Kadınların milletvekili seçme ve seçilme hakkını kazandığı 5 Aralık 1934 tarihinin yıl dönümünde, eski AKP Milletvekili Mehmet Metiner’in açıklamaları gündem yarattı. Metiner, 1934’te kazanılan bu hakkın yalnızca kağıt üzerinde olduğunu ve pratikte tüm kadınları kapsamadığını iddia etti. Metiner, sosyal medya hesabından yaptığı paylaşımda, “Ayrımsız pratikte bütün kadınlara seçilme hakkı Erdoğan sayesinde vücut buldu” ifadelerini kullandı.
TÜRKİYE’DE KADIN HAKLARININ TARİHÇESİ
5 Aralık 1934’te yapılan anayasa değişiklikleriyle Türk kadınlarına milletvekili seçme ve seçilme hakkı tanındı. Bu yasa değişikliklerinin ardından, 8 Şubat 1935’teki genel seçimlerde 17 kadın milletvekili Türkiye Büyük Millet Meclisi’ne (TBMM) girdi. Bu gelişme, Türkiye’nin dünya genelinde kadın haklarında öncü bir adım atmasını sağladı.
Ancak, Metiner’in açıklamalarına göre, bu hak başlangıçta tüm kadınlar için eşit uygulanmadı. Kılık ve kıyafet farkı nedeniyle bazı kadınların dışlandığını iddia eden Metiner, bu eşitsizliğin Erdoğan döneminde giderildiğini öne sürdü.
METİNER’İN AÇIKLAMALARI VE TEPKİLER
Mehmet Metiner, sosyal medya hesabından şu ifadeleri kullandı:
“1934’te kabul edilen seçme ve seçilme hakkı bütün kadınları kapsamıyordu. Kâğıt üstündeki seçilme hakkı pratikte kılık kıyafeti farklı kadınları dışta tutuyordu. Ayrımsız pratikte bütün kadınlara seçilme hakkı Erdoğan sayesinde vücut buldu.”
Bu açıklama, sosyal medyada geniş yankı uyandırdı. Bazı kullanıcılar Metiner’in görüşüne destek verirken, bazıları ise 1934’te atılan adımın tüm kadınlar için devrim niteliğinde olduğunu savunarak Metiner’in yorumunu eleştirdi.
KADIN HAKLARI VE ERDOĞAN DÖNEMİ
AKP hükümeti döneminde, kadınların sosyal ve siyasal hayatta daha fazla yer alması için çeşitli yasal düzenlemeler yapıldı. Başörtülü kadınların kamusal alanda çalışma ve siyasete katılım konusundaki engelleri kaldırıldı.
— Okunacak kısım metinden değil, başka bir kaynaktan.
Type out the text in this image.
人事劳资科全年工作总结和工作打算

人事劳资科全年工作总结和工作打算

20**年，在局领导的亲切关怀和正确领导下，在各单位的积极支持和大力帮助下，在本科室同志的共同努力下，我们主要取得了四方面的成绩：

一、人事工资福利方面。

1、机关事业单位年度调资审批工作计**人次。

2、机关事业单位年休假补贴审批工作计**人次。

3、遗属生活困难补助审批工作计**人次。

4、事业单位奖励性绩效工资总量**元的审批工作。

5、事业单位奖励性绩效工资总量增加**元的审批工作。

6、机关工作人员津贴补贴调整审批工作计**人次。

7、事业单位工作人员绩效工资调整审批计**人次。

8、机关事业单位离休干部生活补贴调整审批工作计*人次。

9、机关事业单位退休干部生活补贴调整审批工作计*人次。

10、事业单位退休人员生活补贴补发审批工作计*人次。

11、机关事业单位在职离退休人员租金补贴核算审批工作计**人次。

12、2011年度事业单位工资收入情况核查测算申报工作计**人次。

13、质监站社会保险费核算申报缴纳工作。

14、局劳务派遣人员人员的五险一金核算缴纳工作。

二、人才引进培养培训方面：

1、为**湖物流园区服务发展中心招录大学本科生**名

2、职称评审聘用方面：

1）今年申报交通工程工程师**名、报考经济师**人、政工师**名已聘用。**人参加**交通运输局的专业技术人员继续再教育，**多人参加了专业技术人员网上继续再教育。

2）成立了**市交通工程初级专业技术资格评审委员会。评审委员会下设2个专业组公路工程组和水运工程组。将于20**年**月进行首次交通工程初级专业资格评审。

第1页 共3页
TARTIŞMALARIN ODAĞINDA KADINLARIN EŞİT TEMSİLİ
Kadınların eşit temsili konusu, Türkiye siyasetinde ve toplumunda uzun süredir tartışılan bir mesele. Metiner’in açıklamaları, bu tartışmaların farklı bir boyut kazanmasına neden oldu. 1934’te kazanılan hakların kapsamı ve günümüzdeki uygulamaları, kadın hakları konusunda geçmişle bugün arasındaki bağları yeniden değerlendirme fırsatı sunuyor.